Spray operators take stick for high ipu levels

28 November 1997

Spray operators take stick for high ipu levels

SPRAYER operators are being unfairly blamed by agrochemical makers for high levels of ipu in surface waters.

Diffuse sources, or leaching of ipu to field drains, are at least as important, maintains Steve White, policy and planning manager for Thames Water Utilities.

"It is easier for the pesticide industry to accept point source is the problem. It takes the blame off the product, and puts it on to operators," he says.

Recent reports from the ipu task force, which includes pesticide manufacturers, have focused on spillages of the concentrated product and poor cleaning of containers, protective clothing and sprayers.

Dry seasons help

The lack of moisture in the last few years has helped that argument, says Dr White. Some field drains have not run for two to three years. Peaks of ipu pollution have tended to follow spraying events instead, suggesting spills and poor rinsing are more likely causes of pollution.

In dry seasons point source contamination may account for 50% of cases, Dr White admits. "But in a wet year it might be a lot less."

Rhône-Poulencs Steve Higginbotham, chairman of the IPU Task Force, defends its position. "It is very difficult to say how much pollution is due to point source contamination and how much comes from diffuse sources.

"German figures suggest point source is responsible for 80% of cases.
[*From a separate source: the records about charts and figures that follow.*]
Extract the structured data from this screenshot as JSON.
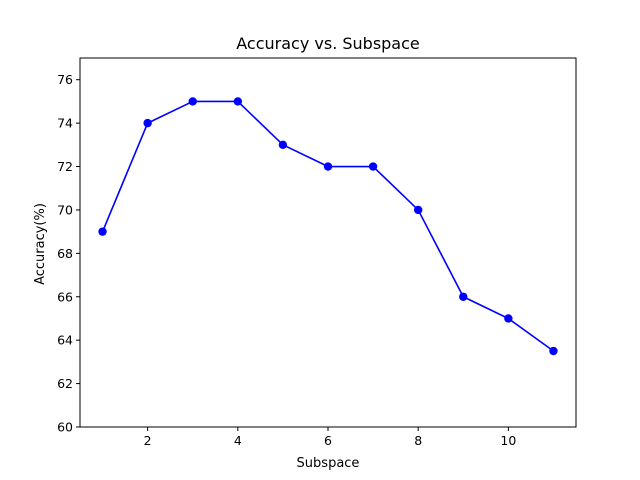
{
  "chart_data": {
    "type": "line",
    "title": "Accuracy vs. Subspace",
    "xlabel": "Subspace",
    "ylabel": "Accuracy(%)",
    "xlim": [
      0.5,
      11.5
    ],
    "ylim": [
      60,
      77
    ],
    "xticks": [
      2,
      4,
      6,
      8,
      10
    ],
    "yticks": [
      60,
      62,
      64,
      66,
      68,
      70,
      72,
      74,
      76
    ],
    "grid": false,
    "series": [
      {
        "color": "#0000ff",
        "marker": "circle",
        "x": [
          1,
          2,
          3,
          4,
          5,
          6,
          7,
          8,
          9,
          10,
          11
        ],
        "y": [
          69,
          74,
          75,
          75,
          73,
          72,
          72,
          70,
          66,
          65,
          63.5
        ]
      }
    ]
  }
}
Whether that compares with the UK is open to question. We are trying to address all aspects of pollution, but it makes sense to tackle those causes that are easiest to resolve first." A poster campaign targeted at sprayer operators is now under way.

That is endorsed by Dr White. "Even if point source is only 10% of the cause on average, it will be worth addressing. Half a cupful of neat ipu is enough to pollute 10km of deep river."

However, tighter controls on field use may also be needed to pacify water companies facing escalating clean up costs.

Ozone is currently used to remove the pesticide, but faces EU pressure since it converts bromide to carcinogenic bromate. Thames Water has recently already invested £400m in plant to remove pesticides from water. Annual running costs are put at £40-50m.

&#8226 Latest figures show ipu pollution as measured by samples exceeding 0.1ppb rose 2% in 1996 compared with the previous year, reaching 19%, according to the Environment Agency. However, ipu use increased in that time by about 10%, industry sources reckon.